Turner MR., Abisgold J., Yeates DGR., Talbot K., Goldacre MJ.
The pathogenesis of ALS is not fully understood but, as an overwhelmingly sporadic disorder, it is likely to result from a complex mixture of polygenic and environmental risk factors operating in the context of an ageing nervous system. Physical trauma, in particular head injury, has been variably associated with both Alzheimer's and Parkinson's disease, and largely discounted in relation to multiple sclerosis. Several case-control studies in ALS have reported an association with physical trauma or head injury, but such studies are greatly limited by recall bias. The Oxford Record Linkage Study (ORLS) includes brief statistical abstracts of records of all hospital admissions, including day cases, and all deaths for a defined region of UK National Health Service hospitals.
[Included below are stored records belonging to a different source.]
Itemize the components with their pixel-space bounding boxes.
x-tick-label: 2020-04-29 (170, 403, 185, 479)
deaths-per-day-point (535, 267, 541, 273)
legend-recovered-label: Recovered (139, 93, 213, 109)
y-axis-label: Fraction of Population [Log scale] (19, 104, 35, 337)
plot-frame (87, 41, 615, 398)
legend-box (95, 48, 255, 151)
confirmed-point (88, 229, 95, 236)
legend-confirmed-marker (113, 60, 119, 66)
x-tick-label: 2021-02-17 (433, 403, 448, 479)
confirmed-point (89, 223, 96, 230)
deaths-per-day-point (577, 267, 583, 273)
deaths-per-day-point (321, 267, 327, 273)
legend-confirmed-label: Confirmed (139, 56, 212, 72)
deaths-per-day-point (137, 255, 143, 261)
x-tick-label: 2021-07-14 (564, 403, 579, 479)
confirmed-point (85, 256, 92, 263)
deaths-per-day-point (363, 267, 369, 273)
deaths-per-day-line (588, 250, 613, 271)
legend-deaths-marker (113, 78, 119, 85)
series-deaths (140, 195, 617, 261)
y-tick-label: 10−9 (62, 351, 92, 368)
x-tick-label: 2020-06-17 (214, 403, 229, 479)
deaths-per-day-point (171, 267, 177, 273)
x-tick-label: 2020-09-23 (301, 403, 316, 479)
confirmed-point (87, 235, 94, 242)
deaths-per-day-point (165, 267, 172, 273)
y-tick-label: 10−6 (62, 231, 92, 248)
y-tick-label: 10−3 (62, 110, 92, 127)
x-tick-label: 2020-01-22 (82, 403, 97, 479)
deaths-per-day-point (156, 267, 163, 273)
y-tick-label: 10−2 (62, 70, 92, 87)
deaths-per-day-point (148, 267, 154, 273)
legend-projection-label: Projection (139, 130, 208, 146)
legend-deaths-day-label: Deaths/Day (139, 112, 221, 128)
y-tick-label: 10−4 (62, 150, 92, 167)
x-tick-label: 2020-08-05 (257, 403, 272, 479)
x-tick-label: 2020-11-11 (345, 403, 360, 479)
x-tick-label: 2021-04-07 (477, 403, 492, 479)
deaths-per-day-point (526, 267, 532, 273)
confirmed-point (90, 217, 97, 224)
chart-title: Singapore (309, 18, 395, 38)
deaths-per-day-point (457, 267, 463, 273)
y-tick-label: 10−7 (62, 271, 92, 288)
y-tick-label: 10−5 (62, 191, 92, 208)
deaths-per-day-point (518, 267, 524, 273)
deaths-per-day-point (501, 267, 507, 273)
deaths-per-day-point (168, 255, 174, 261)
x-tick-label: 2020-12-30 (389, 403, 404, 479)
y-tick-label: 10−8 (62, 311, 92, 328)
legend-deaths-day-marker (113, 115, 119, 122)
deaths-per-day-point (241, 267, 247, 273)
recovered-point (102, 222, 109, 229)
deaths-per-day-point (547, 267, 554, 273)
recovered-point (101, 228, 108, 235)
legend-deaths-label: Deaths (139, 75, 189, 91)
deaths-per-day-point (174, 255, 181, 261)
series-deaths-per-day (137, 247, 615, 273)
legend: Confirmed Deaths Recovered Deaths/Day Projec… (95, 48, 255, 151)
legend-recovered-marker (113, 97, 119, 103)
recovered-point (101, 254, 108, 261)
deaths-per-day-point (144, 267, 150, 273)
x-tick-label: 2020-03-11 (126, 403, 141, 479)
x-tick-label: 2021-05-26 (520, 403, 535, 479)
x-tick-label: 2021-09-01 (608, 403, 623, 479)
We used ORLS spanning a 36year period to study the relationship between recorded head, upper and lower limb trauma both before and after a diagnosis of ALS. Overall the adjusted rate ratio for ALS after head injury, compared with a control group, was 1.5 (95% confidence interval 1.1-2.1); but this elevation of risk was only found within the first year after injury, and we speculate that this is most likely to be a consequence of incipient ALS causing a tendency to fall. We conclude that there is no association between antecedent injury requiring hospitalisation, and the later development of ALS. The high risk of head injury observed in the immediate post-diagnosis period may be amenable to primary prevention.